X = df.drop(['text', 'chapter'], axis = 1)
There are many algorithms for topic modeling. We will use nonnegative matrix factorization or NMF for now. As usual, there are three easy steps:
NMF requires us to specify n_components
, which is the number of topics to find. Choosing the right number of topics is a bit of an art, but there are also quantitative approaches based on Bayesian statistics that we won't go into here.
from sklearn.decomposition import NMF
model = NMF(n_components = 4, init = "random", random_state = 0)
model.fit(X)
NMF(init='random', n_components=4, random_state=0)
There are two important parts of NMF. First, we have the topics themselves, which are stored in the components_
attribute of the model.
model.components_
array([[0. , 0. , 0. , ..., 0.03184396, 0. , 0.00530733], [0.1975168 , 0.04338739, 0. , ..., 0. , 0. , 0. ], [0.20127845, 0.21670879, 0.2105765 , ..., 1.11826124, 0.11323678, 0.18637687], [0. , 0.00499915, 0. , ..., 0. , 0.00330162, 0. ]])
model.components_.shape
(4, 2146)
Uh, what does that mean? We can think of each component as a collection of weights for each word. We can find the most important words in each component by finding the words where the weights are highest within that component. We can do this with a handy function called np.argsort()
, which tells you which entries of an array are the largest, second largest, etc.
orders = np.argsort(model.components_, axis = 1)
orders
array([[ 0, 1272, 1271, ..., 806, 1162, 1966], [2145, 926, 1784, ..., 244, 980, 1442], [1634, 1527, 1524, ..., 247, 244, 1174], [ 0, 1277, 1274, ..., 1117, 493, 835]])
We can then use numpy
"fancy" indexing to arrange the words in the needed orders.
important_words = np.array(X.columns)[orders]
important_words
array([['_i_', 'painting', 'paint', ..., 'gryphon', 'mock', 'turtle'], ['zigzag', 'inquisitively', 'station', ..., 'cat', 'king', 'queen'], ['sheep', 'riper', 'rightly', ..., 'caterpillar', 'cat', 'mouse'], ['_i_', 'panted', 'pairs', ..., 'march', 'dormouse', 'hatter']], dtype=object)
It's convenient to write a function to automate this for us:
def top_words(X, model, component, num_words):
orders = np.argsort(model.components_, axis = 1)
important_words = np.array(X.columns)[orders]
return important_words[component][-num_words:]
top_words(X, model, 3, 5)
array(['tea', 'hare', 'march', 'dormouse', 'hatter'], dtype=object)
The next important aspect of topic modeling is the assignment of topics per document. This is done via weights.

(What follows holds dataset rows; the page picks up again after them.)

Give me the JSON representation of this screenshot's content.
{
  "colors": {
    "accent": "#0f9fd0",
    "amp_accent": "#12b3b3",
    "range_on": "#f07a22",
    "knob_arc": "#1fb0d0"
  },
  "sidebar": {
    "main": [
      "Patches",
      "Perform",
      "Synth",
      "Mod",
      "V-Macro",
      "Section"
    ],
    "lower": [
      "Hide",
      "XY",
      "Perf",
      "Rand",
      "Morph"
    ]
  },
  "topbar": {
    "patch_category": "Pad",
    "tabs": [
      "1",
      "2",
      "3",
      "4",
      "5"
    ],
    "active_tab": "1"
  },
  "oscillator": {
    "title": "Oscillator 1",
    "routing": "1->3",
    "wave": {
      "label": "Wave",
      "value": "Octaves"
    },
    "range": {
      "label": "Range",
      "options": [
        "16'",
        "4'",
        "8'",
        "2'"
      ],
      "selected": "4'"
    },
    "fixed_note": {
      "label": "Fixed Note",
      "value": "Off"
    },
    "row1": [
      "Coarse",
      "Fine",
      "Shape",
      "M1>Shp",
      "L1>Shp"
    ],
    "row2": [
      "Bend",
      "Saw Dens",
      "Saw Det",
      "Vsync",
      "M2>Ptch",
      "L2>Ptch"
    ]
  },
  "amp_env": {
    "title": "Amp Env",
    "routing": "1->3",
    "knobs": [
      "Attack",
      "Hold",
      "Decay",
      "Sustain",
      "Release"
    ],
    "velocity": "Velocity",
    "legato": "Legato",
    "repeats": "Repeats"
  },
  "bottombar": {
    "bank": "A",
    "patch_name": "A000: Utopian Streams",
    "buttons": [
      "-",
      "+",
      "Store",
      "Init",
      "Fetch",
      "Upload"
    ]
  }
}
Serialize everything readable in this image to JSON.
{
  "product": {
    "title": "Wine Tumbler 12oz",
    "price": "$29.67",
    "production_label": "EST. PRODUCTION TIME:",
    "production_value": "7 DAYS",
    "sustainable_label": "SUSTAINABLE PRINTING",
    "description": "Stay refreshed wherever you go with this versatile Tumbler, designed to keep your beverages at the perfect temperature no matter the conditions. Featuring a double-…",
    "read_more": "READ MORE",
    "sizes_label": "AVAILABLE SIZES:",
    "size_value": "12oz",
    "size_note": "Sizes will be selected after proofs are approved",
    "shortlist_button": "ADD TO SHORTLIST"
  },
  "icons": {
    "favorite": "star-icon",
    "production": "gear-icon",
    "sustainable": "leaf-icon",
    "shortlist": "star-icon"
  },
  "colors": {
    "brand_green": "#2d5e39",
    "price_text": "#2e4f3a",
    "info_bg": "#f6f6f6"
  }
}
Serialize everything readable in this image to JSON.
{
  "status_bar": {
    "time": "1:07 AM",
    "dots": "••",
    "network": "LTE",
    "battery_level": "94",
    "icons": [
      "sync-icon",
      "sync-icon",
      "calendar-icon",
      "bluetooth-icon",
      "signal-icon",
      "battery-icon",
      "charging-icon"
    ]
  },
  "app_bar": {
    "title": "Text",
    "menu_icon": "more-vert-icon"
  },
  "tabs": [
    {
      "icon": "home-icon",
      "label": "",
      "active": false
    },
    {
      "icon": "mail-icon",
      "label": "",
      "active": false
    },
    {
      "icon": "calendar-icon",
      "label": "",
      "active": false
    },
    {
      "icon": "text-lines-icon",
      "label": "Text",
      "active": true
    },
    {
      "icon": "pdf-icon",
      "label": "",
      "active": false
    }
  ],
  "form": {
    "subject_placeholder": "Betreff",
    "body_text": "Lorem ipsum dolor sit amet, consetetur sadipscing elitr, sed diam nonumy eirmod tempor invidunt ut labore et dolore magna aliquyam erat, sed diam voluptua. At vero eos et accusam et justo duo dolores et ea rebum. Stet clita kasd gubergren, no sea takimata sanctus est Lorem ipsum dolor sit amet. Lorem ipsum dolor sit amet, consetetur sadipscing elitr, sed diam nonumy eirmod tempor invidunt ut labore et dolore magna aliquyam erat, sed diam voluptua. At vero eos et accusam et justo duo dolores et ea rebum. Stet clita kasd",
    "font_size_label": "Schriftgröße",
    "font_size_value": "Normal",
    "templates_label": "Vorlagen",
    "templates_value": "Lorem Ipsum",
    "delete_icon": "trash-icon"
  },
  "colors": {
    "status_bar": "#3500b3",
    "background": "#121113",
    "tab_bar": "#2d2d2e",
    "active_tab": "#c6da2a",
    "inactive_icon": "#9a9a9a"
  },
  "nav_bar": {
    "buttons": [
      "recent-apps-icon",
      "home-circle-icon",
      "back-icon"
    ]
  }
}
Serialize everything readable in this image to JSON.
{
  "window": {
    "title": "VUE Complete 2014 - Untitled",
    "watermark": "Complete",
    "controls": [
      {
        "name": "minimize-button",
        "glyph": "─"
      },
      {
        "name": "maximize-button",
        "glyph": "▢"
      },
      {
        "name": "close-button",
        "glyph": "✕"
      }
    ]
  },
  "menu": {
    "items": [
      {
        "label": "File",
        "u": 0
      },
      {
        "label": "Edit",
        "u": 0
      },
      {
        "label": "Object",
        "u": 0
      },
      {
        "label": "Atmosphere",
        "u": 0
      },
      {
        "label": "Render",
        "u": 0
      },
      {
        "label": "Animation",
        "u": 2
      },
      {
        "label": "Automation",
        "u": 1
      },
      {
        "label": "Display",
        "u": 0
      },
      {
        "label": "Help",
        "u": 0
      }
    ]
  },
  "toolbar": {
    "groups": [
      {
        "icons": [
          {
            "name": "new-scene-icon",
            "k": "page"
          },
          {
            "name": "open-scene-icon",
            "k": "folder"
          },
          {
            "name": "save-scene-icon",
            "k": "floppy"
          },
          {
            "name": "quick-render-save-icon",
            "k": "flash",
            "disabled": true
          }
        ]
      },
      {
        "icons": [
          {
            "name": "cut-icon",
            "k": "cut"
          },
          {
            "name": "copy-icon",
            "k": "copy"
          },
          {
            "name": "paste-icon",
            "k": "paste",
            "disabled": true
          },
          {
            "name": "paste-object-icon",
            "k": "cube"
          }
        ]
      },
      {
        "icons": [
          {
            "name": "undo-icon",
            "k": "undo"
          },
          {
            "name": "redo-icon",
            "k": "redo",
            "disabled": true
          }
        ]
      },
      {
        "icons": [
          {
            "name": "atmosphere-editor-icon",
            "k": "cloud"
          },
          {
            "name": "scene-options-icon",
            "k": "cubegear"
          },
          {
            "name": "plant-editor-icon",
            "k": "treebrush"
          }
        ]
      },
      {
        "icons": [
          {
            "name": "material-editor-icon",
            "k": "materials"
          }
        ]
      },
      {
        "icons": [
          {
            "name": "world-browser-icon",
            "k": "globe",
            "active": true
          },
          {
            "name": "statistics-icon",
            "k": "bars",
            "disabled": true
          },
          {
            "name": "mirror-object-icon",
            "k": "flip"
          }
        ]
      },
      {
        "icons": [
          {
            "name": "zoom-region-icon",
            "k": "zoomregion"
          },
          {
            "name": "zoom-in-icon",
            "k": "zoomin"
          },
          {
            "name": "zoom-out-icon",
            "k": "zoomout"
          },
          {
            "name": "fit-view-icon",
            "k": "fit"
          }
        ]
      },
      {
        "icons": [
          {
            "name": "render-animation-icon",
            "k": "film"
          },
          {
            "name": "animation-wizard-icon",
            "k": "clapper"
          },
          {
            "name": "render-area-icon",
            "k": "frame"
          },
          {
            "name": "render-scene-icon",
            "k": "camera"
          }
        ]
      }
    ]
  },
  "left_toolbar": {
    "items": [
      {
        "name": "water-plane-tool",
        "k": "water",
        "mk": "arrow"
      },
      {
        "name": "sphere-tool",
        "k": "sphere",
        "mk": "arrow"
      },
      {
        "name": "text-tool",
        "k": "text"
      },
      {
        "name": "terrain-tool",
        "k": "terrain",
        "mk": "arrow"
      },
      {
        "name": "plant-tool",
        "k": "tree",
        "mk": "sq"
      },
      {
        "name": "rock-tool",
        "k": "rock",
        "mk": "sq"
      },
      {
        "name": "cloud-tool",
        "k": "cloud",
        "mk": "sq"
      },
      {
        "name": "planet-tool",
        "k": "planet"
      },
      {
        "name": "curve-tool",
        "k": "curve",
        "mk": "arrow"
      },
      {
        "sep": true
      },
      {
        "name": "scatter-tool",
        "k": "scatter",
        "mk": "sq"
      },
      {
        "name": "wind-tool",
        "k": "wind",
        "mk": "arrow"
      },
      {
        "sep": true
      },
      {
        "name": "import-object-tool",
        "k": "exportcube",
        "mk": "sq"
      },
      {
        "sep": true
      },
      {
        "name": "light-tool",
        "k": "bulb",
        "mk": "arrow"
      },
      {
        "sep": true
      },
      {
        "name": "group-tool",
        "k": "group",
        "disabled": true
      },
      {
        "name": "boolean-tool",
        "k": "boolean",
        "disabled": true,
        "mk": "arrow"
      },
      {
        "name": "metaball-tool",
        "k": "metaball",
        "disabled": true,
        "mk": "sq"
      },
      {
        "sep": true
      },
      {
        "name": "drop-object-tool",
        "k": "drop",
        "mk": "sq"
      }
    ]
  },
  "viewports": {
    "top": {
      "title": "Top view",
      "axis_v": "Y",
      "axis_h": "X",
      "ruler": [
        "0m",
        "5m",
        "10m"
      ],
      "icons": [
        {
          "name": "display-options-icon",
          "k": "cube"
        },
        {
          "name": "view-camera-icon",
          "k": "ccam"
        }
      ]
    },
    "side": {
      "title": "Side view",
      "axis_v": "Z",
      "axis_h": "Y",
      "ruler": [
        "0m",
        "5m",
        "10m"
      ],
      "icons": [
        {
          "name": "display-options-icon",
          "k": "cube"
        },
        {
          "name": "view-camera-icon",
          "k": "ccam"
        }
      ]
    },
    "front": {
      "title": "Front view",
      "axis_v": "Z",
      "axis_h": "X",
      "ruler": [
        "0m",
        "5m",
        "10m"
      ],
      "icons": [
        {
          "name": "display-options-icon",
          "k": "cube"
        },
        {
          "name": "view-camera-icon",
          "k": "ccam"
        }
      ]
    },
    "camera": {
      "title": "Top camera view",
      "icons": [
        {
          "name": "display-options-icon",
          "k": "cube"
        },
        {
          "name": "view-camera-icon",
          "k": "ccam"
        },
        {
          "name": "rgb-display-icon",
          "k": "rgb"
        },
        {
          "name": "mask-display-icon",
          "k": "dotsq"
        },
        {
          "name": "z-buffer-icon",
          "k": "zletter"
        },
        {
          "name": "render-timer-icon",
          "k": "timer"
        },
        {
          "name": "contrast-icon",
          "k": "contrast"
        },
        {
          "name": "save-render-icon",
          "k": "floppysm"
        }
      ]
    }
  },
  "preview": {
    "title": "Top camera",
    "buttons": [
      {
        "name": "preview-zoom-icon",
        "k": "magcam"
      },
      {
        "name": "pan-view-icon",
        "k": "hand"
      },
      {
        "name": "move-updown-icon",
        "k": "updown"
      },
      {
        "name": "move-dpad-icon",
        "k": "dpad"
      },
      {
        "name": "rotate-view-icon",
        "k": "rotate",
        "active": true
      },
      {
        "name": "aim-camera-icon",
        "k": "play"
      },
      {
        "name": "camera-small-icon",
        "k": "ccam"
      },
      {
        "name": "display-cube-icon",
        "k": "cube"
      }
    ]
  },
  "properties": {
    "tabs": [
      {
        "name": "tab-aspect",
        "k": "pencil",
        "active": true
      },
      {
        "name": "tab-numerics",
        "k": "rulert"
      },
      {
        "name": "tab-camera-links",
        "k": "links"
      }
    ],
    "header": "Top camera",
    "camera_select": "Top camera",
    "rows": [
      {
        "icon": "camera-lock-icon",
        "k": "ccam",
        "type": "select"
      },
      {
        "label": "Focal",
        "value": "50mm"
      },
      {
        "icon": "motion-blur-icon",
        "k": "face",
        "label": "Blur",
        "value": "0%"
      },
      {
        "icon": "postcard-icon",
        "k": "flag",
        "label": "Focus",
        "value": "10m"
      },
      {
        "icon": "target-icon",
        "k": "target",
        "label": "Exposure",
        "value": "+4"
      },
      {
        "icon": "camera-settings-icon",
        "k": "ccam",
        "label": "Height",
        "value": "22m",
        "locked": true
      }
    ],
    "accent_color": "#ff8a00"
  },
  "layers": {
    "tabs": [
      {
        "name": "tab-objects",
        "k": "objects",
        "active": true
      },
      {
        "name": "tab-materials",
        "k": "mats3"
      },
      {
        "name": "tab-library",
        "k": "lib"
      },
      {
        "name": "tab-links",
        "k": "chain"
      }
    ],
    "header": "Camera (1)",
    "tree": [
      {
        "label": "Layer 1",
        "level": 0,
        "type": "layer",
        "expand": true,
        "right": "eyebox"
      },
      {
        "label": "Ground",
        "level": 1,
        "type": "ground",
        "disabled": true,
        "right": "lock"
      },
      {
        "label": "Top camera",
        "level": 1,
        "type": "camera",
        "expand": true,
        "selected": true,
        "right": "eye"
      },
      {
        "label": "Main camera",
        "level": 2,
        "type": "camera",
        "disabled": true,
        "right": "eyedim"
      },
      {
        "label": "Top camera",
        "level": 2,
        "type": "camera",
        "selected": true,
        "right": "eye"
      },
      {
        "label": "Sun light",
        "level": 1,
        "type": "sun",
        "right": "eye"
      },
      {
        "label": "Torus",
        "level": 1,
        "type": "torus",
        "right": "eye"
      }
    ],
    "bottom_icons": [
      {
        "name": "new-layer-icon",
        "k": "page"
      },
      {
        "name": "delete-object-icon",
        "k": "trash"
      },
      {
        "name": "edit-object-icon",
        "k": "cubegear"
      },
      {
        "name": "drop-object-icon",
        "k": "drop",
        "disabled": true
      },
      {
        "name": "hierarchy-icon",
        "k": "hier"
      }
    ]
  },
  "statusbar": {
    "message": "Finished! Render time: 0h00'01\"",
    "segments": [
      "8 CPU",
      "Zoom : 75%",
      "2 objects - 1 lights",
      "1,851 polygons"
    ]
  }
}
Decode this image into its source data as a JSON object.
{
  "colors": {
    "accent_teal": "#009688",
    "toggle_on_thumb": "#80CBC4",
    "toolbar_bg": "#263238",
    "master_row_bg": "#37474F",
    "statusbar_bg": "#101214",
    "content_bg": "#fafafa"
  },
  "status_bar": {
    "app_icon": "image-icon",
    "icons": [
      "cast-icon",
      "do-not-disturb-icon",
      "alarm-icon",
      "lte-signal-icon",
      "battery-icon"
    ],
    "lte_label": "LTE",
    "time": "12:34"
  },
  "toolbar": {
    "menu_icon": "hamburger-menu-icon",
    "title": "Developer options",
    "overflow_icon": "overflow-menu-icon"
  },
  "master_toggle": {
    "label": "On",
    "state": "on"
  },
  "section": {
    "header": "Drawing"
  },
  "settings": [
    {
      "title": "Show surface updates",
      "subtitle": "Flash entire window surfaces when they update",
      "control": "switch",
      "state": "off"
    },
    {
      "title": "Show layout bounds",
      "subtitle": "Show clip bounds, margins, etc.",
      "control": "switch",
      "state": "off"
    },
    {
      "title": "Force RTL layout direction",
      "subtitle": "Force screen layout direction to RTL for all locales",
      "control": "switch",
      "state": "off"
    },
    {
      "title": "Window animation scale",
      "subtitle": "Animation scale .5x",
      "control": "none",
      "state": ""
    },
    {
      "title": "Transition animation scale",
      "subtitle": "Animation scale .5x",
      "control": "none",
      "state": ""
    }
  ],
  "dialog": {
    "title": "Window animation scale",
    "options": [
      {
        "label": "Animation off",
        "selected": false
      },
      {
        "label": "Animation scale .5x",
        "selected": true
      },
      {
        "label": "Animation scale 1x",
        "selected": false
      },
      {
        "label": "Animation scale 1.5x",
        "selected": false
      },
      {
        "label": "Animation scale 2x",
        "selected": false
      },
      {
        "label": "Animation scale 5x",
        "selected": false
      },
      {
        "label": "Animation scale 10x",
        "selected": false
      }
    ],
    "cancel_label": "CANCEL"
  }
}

We can access this by using the transform()
method of the model.
weights = model.transform(X)
weights
array([[9.77501978e-05, 1.97664522e-02, 5.17821692e-01, 3.07225844e-02], [0.00000000e+00, 0.00000000e+00, 9.62026820e-01, 0.00000000e+00], [2.58343542e-04, 0.00000000e+00, 9.42349279e-01, 0.00000000e+00], [0.00000000e+00, 5.37128674e-03, 8.67735980e-01, 2.36338240e-04], [1.31577250e-02, 0.00000000e+00, 8.51527332e-01, 0.00000000e+00], [0.00000000e+00, 2.70835534e-01, 1.00413330e+00, 9.09882306e-02], [0.00000000e+00, 0.00000000e+00, 2.05082222e-02, 1.85495376e+00], [0.00000000e+00, 1.64643881e+00, 0.00000000e+00, 0.00000000e+00], [8.26943575e-01, 3.86067385e-01, 0.00000000e+00, 0.00000000e+00], [1.16895457e+00, 0.00000000e+00, 0.00000000e+00, 0.00000000e+00], [0.00000000e+00, 8.61097347e-01, 0.00000000e+00, 9.03937864e-01], [3.73729071e-02, 9.74766421e-01, 1.75619195e-02, 7.02019118e-02]])
fig, ax = plt.subplots(1)
ax.imshow(weights.T)
<matplotlib.image.AxesImage at 0x7f8604f90dc0>
The weights indicate the relative presence of each topic in each chapter. For example, Topic 2 is highly present in the first six chapters, but then mostly absent for the rest of the book. Topic 3 appears in Chapters 7 and 11, and so on.
We can also visualize the same information as a line chart. Let's add as labels some of the top words for each topic.
fig, ax = plt.subplots(1)
for i in range(4):
ax.plot(df['chapter'], weights[:,i], label = top_words(X, model, i, 5))
ax.legend(bbox_to_anchor=(1.05, 0.65), loc="upper left")
<matplotlib.legend.Legend at 0x7f86069d70d0>
This plot allows us to easily see several major features of the plot of the novel, including the tea party with the March Hare, the Mad Hatter, and the Dormouse (Chapter 7), the crocquet game in the court of the Queen of Hearts (Chapter 8), the appearance of the Mock Turtle and the Lobster in (Chapters 9 and 10), and the reappearance of many characters in Chapter 11.